Configuration makeConfiguration() {
  final jwtToken = Platform.environment['TEST_CONFIGURATION_ACCESS_TOKEN'];
  if (jwtToken != null) {
    return Configuration(accessToken: jwtToken);
  } else {
    return Configuration(
      clientId: "Client Id from https://dashboard.aspose.cloud/applications",
      clientSecret:
          "Client Secret from https://dashboard.aspose.cloud/applications",
    );
  }
}

Future<void> main() async {
  final config = makeConfiguration();
  final recognizeApi = RecognizeApi(ApiClient(config));

  final file =
      await File("${Directory.current.path}${Platform.pathSeparator}aztec.png")
          .readAsBytes();

  final BarcodeResponseList result =
      await recognizeApi.recognizeMultipart(DecodeBarcodeType.Aztec, file);

  print("File recognized, result: '${result.barcodes[0].barcodeValue}'");
}

Conclusion

Choosing the appropriate RecognitionMode is essential in tailoring barcode recognition to the specific needs of your application.

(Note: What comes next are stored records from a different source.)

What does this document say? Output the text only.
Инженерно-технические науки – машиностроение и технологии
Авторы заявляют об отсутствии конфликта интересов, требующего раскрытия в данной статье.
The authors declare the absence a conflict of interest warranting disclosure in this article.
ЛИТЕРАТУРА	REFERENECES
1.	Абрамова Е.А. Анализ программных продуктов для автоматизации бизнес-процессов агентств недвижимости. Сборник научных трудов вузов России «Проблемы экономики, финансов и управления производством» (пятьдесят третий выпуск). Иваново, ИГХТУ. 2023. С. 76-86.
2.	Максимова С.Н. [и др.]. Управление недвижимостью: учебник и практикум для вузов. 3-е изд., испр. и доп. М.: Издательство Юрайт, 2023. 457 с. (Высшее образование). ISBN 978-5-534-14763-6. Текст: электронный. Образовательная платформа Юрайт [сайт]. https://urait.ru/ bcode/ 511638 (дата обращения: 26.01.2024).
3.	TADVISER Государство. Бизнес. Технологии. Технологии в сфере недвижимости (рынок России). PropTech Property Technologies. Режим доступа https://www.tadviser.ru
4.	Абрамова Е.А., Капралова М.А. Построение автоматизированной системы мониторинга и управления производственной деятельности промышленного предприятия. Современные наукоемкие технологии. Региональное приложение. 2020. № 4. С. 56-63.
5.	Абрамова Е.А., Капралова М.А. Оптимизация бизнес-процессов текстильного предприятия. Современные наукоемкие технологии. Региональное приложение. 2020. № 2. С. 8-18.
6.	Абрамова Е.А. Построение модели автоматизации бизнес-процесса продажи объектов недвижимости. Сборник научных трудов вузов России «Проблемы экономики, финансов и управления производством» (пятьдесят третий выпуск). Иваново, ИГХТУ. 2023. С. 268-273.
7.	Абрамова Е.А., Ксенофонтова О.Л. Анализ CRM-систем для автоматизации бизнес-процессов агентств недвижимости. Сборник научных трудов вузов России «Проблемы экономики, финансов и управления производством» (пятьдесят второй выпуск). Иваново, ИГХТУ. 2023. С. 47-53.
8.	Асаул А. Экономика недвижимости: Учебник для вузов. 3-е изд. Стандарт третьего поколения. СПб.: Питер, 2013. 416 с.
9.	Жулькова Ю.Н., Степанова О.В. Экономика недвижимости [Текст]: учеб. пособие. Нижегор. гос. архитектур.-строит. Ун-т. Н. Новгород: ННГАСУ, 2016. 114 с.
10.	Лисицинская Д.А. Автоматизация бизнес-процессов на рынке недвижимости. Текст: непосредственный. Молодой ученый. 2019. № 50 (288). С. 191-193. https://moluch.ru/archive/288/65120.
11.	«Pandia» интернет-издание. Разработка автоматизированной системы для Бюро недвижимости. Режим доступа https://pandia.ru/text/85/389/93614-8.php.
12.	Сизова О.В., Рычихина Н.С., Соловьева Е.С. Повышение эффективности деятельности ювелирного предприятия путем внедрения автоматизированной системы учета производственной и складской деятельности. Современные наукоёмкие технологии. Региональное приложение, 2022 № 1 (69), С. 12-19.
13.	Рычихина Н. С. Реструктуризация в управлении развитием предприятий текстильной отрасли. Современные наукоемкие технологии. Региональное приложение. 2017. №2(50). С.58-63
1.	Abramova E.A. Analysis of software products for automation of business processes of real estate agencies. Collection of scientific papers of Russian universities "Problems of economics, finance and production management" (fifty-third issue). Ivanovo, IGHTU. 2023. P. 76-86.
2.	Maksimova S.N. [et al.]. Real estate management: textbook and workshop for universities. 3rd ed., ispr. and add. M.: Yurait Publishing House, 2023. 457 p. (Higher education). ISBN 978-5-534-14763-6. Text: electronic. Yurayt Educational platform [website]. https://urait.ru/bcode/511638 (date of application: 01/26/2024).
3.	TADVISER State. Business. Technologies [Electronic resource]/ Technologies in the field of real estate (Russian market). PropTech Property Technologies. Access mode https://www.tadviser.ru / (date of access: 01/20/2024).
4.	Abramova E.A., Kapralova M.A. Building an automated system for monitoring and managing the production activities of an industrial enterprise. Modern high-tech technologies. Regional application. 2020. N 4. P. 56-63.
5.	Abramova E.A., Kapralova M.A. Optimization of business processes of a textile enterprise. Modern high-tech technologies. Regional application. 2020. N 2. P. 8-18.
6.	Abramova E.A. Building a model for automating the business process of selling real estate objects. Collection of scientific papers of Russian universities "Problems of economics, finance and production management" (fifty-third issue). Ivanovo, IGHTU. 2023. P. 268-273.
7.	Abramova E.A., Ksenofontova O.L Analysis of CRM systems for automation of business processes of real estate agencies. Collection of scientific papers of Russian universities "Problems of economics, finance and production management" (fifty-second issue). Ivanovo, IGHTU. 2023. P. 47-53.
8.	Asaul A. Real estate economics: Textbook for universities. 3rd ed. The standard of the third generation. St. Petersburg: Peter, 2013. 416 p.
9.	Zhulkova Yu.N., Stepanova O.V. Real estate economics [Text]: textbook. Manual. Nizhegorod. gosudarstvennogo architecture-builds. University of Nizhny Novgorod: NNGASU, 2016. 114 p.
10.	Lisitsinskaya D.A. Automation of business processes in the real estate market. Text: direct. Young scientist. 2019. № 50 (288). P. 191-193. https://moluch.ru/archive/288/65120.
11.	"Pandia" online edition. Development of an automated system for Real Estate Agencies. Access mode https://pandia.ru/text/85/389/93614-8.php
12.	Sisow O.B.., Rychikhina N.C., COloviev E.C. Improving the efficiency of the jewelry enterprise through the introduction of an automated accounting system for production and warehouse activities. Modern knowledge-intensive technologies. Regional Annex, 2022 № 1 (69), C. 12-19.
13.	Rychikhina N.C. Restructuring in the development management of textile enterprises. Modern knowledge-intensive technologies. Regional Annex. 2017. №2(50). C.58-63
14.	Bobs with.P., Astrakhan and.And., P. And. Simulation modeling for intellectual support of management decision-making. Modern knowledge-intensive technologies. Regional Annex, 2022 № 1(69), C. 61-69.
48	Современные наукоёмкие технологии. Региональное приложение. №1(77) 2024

Whether prioritizing speed or accuracy, the examples provided demonstrate how to use the RecognizeApi interface to adjust settings for optimal performance. By fine-tuning RecognitionMode and RecognitionImageKind, you can enhance both efficiency and accuracy, making your barcode processing solution robust across various use cases.